Roma Ostiense to Alessandria
There is no room to sit and so we stand, pressed to the wall. We watch a family from Naples, closed in their glass compartment, eat crusty buns and prosciutto, drink red wine from white plastic cups. There was a time when I would have felt like screaming, like throwing something, or slamming a door. What else is there to do when your heart is yanked from your chest? But this is no place for all of that. This is a train. Every few minutes someone wants to get by to use the toilet, or buy an espresso, and I must press myself against the glass and face the dark pits of my eyes. I look like Death. And things are different now. You, for one thing, are different. You offer me pizza, or “Maybe some fruit juice?” You poke my shoulder when we’re passing the sea. The Mediterranean. You know how much I like the sea. And I realize, finally, that this might be love. This moment that I turn and feel your shoulder shift to let me rest in its clutch. This moment when we know that everything will end, but it will end softened by the wool of your sweater and the blue of the water pulsing from track to track, until the next station. Until I collect my bags, button my coat, and disembark.
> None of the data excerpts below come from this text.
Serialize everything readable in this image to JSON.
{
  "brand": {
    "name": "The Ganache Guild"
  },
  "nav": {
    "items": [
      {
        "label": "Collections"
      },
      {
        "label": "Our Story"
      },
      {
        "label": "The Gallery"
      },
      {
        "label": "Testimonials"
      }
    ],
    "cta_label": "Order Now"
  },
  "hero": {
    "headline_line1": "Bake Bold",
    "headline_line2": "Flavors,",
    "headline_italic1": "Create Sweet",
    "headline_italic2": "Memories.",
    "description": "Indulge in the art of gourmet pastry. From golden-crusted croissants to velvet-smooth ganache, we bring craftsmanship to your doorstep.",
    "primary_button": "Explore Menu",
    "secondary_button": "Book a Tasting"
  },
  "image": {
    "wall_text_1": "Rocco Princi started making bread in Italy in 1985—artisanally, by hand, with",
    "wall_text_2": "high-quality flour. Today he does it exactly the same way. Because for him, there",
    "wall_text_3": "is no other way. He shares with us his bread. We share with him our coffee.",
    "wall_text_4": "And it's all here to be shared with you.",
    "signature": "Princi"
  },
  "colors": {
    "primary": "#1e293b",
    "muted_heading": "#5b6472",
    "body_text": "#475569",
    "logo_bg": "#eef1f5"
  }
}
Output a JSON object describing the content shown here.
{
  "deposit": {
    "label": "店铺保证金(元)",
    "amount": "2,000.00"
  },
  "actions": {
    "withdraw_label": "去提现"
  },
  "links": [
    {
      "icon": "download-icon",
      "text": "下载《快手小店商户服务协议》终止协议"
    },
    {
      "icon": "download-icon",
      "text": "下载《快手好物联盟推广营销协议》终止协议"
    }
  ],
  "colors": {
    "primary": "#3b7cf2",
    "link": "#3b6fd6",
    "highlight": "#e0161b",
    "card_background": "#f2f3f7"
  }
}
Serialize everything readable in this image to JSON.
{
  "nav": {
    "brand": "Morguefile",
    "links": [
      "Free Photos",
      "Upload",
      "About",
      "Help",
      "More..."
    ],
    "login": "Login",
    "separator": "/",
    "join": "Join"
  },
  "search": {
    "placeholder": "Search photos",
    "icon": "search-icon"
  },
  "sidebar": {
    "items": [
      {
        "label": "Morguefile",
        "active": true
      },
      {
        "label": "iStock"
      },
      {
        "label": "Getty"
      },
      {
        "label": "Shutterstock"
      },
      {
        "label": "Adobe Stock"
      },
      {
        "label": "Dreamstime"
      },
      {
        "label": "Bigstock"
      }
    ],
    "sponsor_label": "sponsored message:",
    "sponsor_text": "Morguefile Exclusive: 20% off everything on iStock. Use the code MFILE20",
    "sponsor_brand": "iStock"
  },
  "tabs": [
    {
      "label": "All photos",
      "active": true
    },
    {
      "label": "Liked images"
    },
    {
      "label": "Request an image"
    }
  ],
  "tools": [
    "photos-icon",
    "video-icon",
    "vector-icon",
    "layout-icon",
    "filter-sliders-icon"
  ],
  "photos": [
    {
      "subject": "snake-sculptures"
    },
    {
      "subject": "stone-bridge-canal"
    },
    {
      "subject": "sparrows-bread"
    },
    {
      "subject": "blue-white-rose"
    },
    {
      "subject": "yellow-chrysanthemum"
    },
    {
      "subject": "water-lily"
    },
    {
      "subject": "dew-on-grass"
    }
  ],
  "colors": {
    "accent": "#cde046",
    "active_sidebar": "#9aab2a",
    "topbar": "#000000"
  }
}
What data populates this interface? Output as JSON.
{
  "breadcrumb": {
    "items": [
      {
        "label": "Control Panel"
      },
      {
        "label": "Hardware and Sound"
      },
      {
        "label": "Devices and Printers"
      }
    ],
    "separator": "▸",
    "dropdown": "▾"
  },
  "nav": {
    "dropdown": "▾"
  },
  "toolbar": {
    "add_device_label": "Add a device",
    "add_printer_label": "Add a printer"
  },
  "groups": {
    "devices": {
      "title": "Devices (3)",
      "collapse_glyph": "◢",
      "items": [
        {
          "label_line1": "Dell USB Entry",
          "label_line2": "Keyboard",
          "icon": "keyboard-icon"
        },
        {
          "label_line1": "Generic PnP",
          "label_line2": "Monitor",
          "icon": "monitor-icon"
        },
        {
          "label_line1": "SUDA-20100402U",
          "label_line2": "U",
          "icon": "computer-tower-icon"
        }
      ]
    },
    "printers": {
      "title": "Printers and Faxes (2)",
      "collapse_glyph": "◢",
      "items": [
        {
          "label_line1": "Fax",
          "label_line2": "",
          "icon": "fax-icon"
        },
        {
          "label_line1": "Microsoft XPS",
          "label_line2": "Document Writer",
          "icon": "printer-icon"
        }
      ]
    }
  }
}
Loneliness and Longing for Risotto
In aisle three of Delma’s Co-op, I began to cry. But I kept pushing my cart past the creamed corn and bags of dusty-looking lentils.
By the time I’d reached the snack foods, I’d calmed myself. It was only natural to feel overwhelmed in a grocery store with a soundtrack playing the chirping of songbirds. It was only natural to feel this way on an island an eight-hour ferry ride away from Prince Rupert, B.C. – the closest outpost with a movie theatre – on Canada’s Northwest coast.